Fizikçiler bir olayı gözlerken çoğu zaman duyu organları yetersiz kalır. Teknolojinin elverdiği ölçüde araç ve gereçler kullanırlar. Merak edilen bir olay bilinenler ışığında incelenir. Nasıl meydana geldiği hakkında yorumlar yapılarak olayın oluşunu açıklayan teori ortaya atılır. Ortaya atılan teorinin geçerliliğinin kanıtlanması için olayın birçok defa tekrarlanması gerekir. Meydana gelen olay çok karmaşık olabileceği gibi olayın çok hızlı gerçekleşmesi nedeniyle çok kısa bir zamanda veya bir insan ömrünün olayı gözlemek için yetmeyeceği kadar çok uzun bir zaman dilimi içinde gerçekleşiyor olabilir. Bunun için doğrudan gözlenemeyen olayların daha iyi anlaşılmasını sağlayacak olayla ilgili bir model oluşturulur. İncelemeler bu model üzerinden yapılır.

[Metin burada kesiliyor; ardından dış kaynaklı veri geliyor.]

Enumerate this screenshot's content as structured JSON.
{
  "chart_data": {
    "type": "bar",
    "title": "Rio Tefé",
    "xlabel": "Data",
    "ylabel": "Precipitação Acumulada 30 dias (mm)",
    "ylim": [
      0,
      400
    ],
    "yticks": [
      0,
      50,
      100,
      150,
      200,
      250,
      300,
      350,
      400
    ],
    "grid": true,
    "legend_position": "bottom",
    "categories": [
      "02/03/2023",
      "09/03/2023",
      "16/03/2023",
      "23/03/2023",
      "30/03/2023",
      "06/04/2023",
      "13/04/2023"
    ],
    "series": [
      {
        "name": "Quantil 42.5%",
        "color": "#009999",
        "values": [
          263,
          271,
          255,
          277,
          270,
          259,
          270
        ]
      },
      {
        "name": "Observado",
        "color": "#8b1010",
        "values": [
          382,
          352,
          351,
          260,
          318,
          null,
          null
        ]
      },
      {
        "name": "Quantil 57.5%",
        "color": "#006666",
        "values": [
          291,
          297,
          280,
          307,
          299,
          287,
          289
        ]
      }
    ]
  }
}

Model, fiziksel hayata ait gerçekliklerin bir takım anlamlı sembollerle ifade edilmesidir.
Diğer taraftan model gerçek hayatta olması gerektiği düşünülenin ifadesidir. Yani gerçeğin idealleştirilmiş halidir. Çoğu kez karmaşık olanın basite indirgenmesidir. Aslında gerçeklik hiç bir zaman bir model ile yüzde yüz ifade edilemez. Bu anlamda model gerçeğin daha basitleştirilmiş halidir. Örneğin, fizikçiler serbest düşme modelini oluştururken havanın direncini yok saymışlar ve gözlemlerini ona göre yapmıştır. Aynı anda yere bırakılan 20 tonluk bir demir ile birkaç gramlık tüyün aynı zamanda yere düşeceğini hesaplamışlardır. Bir başka örnekte virajlı bir yolda ilerleyen aracın, viraja hangi hızla girerse güvenli bir dönüş yapacağının hesaplarını yaparken, havanın direncini yok saymışlardır.
Atomun iç yapısıyla ilgili modelde ortada bir çekirdek ve onun etrafında dönen elektronlar bulunmaktadır. Atomun iç yapısını,Güneş ve etrafında dönen gezegenlere benzeterek bir model oluşturulmuştur. Bu konudaki bilgiler çoğaldıkça model değiştirilmiş ve geliştirilmiştir.

Manyetik maddelerin etrafını saran manyetik alanın gösterilmesi ve manyetik alanın davranışını açıklamak için daha önceki sınıflarda öğrendiğiniz mıknatısta manyetik alan çizgileri ile Kuzey (N) ve Güney (S) olmak üzere iki kutup tanımlanmıştır. Bu model oluşturulurken manyetik alan basitleştirilmiştir. N kutbundan S kutbuna doğru manyetik kuvvet çizgileri olduğu varsayılmıştır.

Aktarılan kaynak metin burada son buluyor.